An attorney charged with witness tampering for allegedly urging some clients to lie is fighting back, saying prosecutors have a vendetta and are "corrupt" for pursuing the case.

Meantime, the Utah State Bar confirmed that it ordered Geoffrey Clark to return $8,400 of $10,000 he charged the family of child-killer Alejandro Miranda for his representation. The family felt cheated because the case was plea-bargained and Miranda still got a 30-years-to-life sentence.Miranda is one of three high-profile clients Clark is accused of having urged to lie in their defense. He's been charged with nine felony counts of witness tampering.

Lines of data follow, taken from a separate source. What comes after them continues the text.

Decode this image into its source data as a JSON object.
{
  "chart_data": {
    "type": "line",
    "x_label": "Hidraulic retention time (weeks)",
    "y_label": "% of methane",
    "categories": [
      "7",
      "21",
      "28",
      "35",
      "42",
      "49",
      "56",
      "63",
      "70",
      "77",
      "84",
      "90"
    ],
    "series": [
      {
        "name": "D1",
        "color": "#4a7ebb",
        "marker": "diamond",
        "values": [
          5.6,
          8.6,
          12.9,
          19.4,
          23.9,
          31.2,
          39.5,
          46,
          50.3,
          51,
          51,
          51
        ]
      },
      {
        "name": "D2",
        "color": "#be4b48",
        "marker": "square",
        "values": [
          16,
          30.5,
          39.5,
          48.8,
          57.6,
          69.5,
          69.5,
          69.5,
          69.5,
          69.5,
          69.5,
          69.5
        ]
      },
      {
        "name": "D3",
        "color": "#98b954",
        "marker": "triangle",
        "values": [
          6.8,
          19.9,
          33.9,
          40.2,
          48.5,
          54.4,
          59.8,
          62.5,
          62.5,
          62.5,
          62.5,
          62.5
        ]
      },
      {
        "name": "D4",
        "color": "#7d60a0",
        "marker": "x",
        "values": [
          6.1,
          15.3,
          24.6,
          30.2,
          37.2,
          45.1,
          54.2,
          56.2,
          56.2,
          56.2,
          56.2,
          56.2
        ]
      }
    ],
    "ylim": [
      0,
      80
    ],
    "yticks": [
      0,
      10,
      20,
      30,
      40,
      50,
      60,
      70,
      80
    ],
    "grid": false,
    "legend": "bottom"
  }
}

The other clients include serial rapist Jason Brett Higgins and arsonist Trev Poulson. All three criminals are prepared to testify against Clark, according to court documents, as are two interpreters involved in the Miranda case.

Clark dismisses their claims as sour grapes from untrustworthy convicted criminals. And he says he has witnesses that exonerate him.

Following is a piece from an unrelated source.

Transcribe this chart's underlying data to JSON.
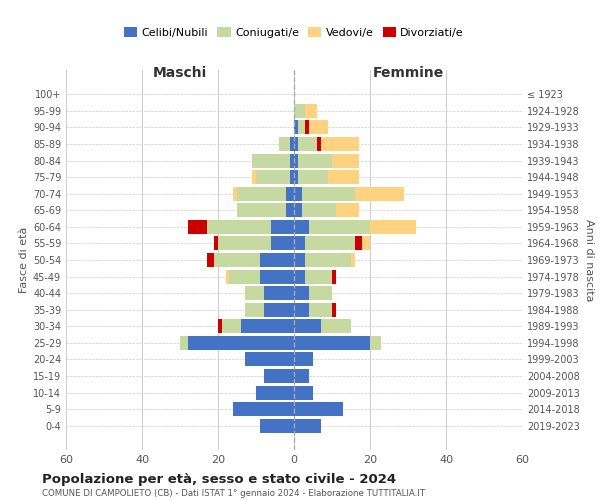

"You're talking about people with the credibility of a serial rapist, an arsonist, and a man who killed his own daughter," Clark said. "All of whom have lost their cases, all of whom have been convicted. That's the foundation of the case against me.

"They are prosecuting me without a shred of evidence," he said.

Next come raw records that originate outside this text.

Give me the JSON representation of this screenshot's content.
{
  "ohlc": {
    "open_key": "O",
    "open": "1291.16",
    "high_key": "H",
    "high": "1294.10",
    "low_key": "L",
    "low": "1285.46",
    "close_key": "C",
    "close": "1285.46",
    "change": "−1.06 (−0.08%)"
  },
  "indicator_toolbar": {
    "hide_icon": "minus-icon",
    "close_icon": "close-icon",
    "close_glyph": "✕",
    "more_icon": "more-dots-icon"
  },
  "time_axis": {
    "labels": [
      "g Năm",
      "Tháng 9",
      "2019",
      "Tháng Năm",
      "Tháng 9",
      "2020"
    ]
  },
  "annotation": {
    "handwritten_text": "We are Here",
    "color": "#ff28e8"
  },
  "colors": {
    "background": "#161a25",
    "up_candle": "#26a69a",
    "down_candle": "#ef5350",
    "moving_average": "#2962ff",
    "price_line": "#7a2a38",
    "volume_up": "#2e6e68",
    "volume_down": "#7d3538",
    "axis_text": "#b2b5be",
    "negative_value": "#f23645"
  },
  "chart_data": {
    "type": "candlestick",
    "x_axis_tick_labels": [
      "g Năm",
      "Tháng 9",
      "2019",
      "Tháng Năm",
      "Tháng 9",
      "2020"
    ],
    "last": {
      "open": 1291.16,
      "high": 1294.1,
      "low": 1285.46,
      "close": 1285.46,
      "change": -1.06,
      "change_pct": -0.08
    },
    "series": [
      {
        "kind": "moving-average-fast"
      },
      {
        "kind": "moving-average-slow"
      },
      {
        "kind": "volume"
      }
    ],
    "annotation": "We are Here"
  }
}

Clark has retained lawyer John Hutchison to fight the witness tampering charges. No arraignment has been set.

"I am looking forward to the trial," he said. "It will offer a forum to exonerate me."

Hutchison is also representing Clark at his trial Tuesday on an assault charge stemming from an allegation by Higgins that Clark slugged him in the chest while he was handcuffed.

Clark said prosecutors are persecuting him because he's willing to take his cases public.

"I'm the only defense attorney here who holds press conferences," he said. "There are times when the media may be the only forum where the defense has the chance to set the record straight."

Clark confirmed the bar association ordered him to return the money to Miranda's family, but said it had nothing to do with the tampering allegations.